Embora subdesenvolvido, o Brasil já alcançou um padrão de destaque em sua trajetória de evolução. Daí surge a questão: será que instituir mecanismos para impedir o retrocesso social seria a opção mais viável? Ou seria mais eficaz ampliar recursos, possibilitando a abertura de novos horizontes, de modo que retroceder não fosse necessário, tendo em vista a constante busca pela evolução?
Conforme já exposto, concluímos que, em determinadas situações fáticas, será admissível que outras normas e princípios prevaleçam sobre o princípio da proibição de retrocesso social, desde que seja observado o núcleo essencial deste.
Nosso posicionamento é de que todo desavanço constitui uma forma de retrocesso. O Congresso Nacional deve trabalhar com fundamento na evolução social, promovendo-a de forma a possibilitar o progresso da sociedade, evitando que esta se mantenha estagnada ou retroceda ao status quo. Essa forma especial de analisar e considerar as questões deve ser embasada em estudos científicos e sociais que minimamente criem mecanismos para a expansão das garantias já existentes, e não para sua redução. Há direitos que não são apenas fundamentais; são direitos humanizantes, que asseguram ao cidadão o mínimo de dignidade que lhe é devido. Reduzir ou suprimir tais direitos caracteriza, de forma inequívoca, um desavanço, colocando-nos diante de um retrocesso social.
Portanto, é indispensável avaliar, em todo e qualquer ato legislativo, a recompensa que este poderá trazer. Ainda que o ato legislativo se apresente inicialmente como retrocessivo, é necessário ponderar os benefícios que ele visa proporcionar no futuro, evitando análises restritas a um ponto de vista estagnado no presente. Permanecer fixado exclusivamente nas necessidades atuais, sem vislumbrar as possíveis demandas evolutivas, pode, como já exposto, levar a um retrocesso natural com o passar do tempo.

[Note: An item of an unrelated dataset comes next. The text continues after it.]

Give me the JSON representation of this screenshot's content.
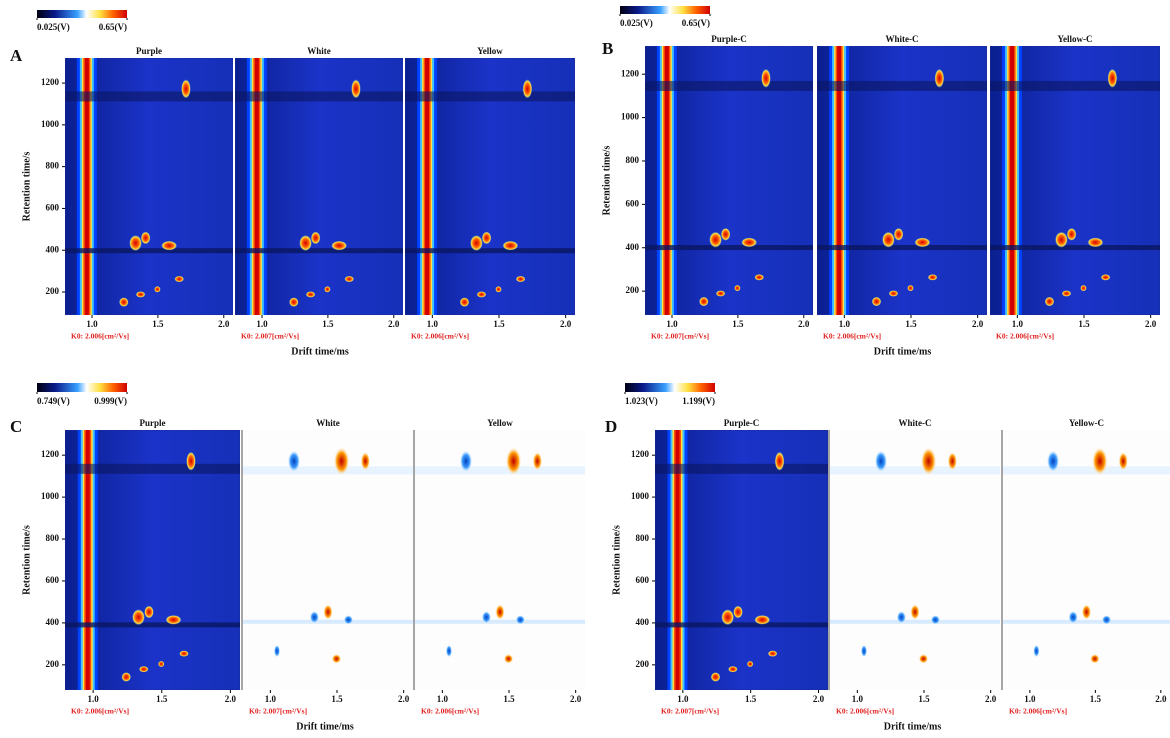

É importante esclarecer que nossos argumentos não sustentam a supressão de direitos fundamentais da pessoa, mas defendem que, para alcançar resultados maiores em favor da coletividade, sacrifícios podem ser necessários. Como exemplo, citamos as inúmeras modificações no âmbito das leis matrimoniais, que vêm sofrendo ajustes gradativos até os dias de hoje para atender às necessidades sociais. Em 1977, quando o Legislativo implementou mudanças no direito de família, houve grande repúdio por parte de diversos segmentos da sociedade. Muitos não compreenderam, à época, que tais mudanças eram essenciais para o desenvolvimento social. Havia quem considerasse essas alterações um retrocesso, mesmo diante de um cenário que claramente demonstrava a necessidade de reformas legislativas para o amparo dos mais vulneráveis.
Uma lei supraestatal não pode impedir o desenvolvimento social com a mera justificativa de que estaria promovendo um retrocesso. Permanecer inerte, além de causar prejuízos irreparáveis, pode levar ao retrocesso natural, como demonstrado.